ANAYASA Mahkemesi'nin (AYM) MİT TIR'ları haberleri nedeniyle tutuklu olan Cumhuriyet Gazetesi Genel Yayın Yönetmeni Can Dündar ile Ankara Temsilcisi Erdem Gül'ün, "kişi hürriyeti ve güvenliği", "düşünceyi açıklama ve yayma hürriyeti" ve "basın hürriyeti" haklarının ihlal edildiğine karar vermesinin ardından gözler gerekçeli karara çevrilidi. AYM'nin ihlal kararında, "Tutuklama gerekçesi gösterilen eylemlerin tamamı gazetecilik faaliyetidir" gerekçesine dayanması "dava çöktü mü" tartışması başlattı. Bu konuda hukukçulardan farklı görüşler geldi.
Hukukçuların görüşleri satır başları ile şöyle:
SUÇ YOK GAZETECİLİK FAALİYETİ VAR
Eski AİHM Yargıcı Rıza Türmen:
Tutuklanmalarının başlangıcı bakımından Problem var.Gerek AİHM ilkelerine gerekse Ceza Muhakemesi Kanunu'na göre tutuklama için "makul bir suç şüphesi" olması lazım. Bunun için de bir suçun işlendiği konusunda bir şey olması lazım. Mesele orada; ortada suç yok. Niçin suç yok? Çünkü gizliliği kalkmış bir haber var. Gizli olmayan bu haber dünya kadar yazılmış. Can ve Erdem de bu haberi basmışlar. Suçun temel maddi unsuru yok. Artık suç şüphesi var mıydı, yok muydu araştırmak boşuna. Çünkü ortada bir suç yok ve bir gazetecilik faaliyeti var. Zaten başlangıçta tutuklama yapılması yanlış
Zaman geçtikçe tutuklama ile ilgili devam kararı verilip tahliyenin reddedilebilmesi için daha güçlü belirtiler gerekir. Hakimin de kararında tutuklama gerekçelerini anlatması lazım. Ancak gayet klişe gerekçeler koymuş. Doğru dürüst bir ayrıntı yok. Tutuklamayı haklı gösterecek birşey yok. Hukuka aykırı tutuklama kararı var; gerek bizim yasalarımız gerek AİHM içtihatları bakımından. AYM de AİHM ilkelerine konumu gereği daha çok dikkat ediyor. AİHM gibi davranıyor. Bunun nedeni de bu yargı yolunun etkili olduğunun kabul edilmesidir.

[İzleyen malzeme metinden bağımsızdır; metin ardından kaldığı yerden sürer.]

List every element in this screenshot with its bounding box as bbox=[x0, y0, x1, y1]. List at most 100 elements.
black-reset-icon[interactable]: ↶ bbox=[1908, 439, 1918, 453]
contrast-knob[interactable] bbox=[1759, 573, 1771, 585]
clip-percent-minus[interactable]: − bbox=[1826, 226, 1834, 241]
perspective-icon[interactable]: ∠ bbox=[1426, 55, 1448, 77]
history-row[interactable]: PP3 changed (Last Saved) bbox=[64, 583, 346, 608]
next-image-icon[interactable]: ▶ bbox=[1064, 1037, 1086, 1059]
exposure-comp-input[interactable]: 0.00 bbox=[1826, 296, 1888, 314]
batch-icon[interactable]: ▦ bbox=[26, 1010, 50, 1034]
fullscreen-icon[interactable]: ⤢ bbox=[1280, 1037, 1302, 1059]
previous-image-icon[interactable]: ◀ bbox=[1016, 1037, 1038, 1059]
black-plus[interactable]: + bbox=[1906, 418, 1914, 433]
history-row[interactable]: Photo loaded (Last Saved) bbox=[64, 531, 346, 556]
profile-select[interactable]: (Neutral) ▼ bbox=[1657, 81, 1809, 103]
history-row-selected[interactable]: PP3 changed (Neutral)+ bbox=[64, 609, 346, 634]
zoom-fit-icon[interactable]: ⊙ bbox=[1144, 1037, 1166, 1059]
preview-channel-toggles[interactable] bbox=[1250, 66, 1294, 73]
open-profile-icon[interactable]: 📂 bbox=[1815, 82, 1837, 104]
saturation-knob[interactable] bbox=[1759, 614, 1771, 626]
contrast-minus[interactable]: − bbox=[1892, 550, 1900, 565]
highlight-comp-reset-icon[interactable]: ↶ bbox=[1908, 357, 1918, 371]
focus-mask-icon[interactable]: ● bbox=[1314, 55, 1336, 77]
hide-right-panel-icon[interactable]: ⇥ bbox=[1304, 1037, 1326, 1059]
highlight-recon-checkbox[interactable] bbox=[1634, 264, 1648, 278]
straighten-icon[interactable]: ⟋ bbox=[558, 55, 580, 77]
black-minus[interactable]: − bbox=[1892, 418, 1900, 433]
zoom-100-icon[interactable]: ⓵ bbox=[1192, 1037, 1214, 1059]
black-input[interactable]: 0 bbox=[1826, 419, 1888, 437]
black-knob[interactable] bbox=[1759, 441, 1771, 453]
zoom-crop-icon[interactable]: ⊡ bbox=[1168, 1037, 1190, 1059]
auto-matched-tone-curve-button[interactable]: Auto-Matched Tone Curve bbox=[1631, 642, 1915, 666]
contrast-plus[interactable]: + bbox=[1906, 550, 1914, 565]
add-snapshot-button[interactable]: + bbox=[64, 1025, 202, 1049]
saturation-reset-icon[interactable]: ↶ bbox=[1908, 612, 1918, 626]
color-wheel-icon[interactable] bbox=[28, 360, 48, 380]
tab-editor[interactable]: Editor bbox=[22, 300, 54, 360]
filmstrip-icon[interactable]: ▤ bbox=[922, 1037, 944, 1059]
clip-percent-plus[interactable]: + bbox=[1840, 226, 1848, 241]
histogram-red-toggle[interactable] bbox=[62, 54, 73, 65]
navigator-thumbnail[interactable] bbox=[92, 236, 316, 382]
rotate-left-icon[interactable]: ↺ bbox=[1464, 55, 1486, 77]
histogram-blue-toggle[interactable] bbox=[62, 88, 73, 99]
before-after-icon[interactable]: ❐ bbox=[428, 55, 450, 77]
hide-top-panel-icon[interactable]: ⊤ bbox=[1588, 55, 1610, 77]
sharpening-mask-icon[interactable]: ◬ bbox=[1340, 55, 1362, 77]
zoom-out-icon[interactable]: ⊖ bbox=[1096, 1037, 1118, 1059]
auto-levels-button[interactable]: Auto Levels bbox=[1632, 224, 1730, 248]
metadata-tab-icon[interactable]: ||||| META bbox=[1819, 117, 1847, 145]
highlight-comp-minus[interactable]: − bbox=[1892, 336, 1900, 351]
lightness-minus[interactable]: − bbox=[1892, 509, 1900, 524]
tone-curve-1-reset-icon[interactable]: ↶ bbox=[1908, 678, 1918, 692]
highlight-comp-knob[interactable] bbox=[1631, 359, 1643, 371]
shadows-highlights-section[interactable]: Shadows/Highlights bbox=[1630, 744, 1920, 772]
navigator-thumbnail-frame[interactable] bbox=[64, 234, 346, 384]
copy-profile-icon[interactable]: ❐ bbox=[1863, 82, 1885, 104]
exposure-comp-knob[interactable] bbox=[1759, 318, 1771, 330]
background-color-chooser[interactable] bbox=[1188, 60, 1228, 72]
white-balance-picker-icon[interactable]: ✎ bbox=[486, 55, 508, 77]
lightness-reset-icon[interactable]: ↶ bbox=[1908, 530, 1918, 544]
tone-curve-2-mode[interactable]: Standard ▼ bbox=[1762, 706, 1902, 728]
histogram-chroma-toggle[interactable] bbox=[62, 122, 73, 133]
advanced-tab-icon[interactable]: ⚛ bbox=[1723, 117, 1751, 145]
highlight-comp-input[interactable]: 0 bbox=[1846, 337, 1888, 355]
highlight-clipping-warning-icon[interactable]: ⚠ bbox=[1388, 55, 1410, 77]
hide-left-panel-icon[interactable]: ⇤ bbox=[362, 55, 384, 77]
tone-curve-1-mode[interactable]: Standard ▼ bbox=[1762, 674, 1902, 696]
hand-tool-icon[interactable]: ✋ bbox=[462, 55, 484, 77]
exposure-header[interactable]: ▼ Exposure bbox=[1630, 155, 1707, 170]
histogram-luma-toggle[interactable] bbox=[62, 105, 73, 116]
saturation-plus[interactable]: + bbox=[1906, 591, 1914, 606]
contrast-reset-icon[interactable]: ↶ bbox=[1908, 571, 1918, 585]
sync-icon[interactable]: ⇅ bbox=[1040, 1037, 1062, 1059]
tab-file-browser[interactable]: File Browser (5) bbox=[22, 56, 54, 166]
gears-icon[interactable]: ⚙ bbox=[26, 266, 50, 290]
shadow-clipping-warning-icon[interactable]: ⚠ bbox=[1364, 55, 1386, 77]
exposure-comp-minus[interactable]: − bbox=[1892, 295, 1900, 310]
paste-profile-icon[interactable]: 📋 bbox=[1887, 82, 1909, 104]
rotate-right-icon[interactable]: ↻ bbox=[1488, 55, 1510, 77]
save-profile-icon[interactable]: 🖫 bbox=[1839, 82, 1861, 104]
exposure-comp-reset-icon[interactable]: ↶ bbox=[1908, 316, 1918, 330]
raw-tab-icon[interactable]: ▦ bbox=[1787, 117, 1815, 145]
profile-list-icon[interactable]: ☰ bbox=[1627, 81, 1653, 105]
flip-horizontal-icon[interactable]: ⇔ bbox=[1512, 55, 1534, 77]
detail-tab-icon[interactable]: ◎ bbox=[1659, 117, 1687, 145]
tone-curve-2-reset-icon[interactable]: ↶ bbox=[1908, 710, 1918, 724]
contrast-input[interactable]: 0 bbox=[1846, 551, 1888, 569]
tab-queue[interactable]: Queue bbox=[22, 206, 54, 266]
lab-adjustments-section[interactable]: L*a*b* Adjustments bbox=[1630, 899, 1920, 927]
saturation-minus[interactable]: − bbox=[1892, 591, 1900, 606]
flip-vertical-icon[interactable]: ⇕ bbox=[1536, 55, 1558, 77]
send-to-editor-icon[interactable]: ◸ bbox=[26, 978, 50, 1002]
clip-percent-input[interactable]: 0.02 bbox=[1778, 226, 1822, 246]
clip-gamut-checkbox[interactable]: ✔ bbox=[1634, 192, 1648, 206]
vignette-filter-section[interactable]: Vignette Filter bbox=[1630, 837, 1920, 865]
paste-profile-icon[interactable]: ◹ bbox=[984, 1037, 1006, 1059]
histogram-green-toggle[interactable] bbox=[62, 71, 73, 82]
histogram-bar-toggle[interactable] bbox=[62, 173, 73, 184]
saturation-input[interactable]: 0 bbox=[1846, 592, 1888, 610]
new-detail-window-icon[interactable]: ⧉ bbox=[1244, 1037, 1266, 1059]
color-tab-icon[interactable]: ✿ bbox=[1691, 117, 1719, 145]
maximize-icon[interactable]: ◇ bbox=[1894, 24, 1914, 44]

BASIN ÖZGÜRLÜĞÜ AÇISINDAN KARAR ÇOK ÖNEMLİ
Herkesin bildiği, gizliği kalkan bir bilgiyi gazeteci zaten yayınlamakla, haber yapmakla görevli. Kamu yararı olan konularda halkın bilgilendirilmesi lazım. Bir kere kamuya intikal etmiş bir bilgi varsa gazeteci bunu söylemek zorunda. Gazetecilik görevini yapmış, ortada bir suç yoktur. Bir gazetenin Genel Yayın Yönetmeni ve Ankara Temsilcisi'nin tutuklanması, onlar üzerinde büyük bir baskı yaratıyor. Sadece onlar değil bütün basın üzerinde baskı ve korku yaratıyor. Bu baskı, bu korku, sindirme, basın özgürlüğü ihlali oluşturuyor. Bu karar o açıdan da çok önemli.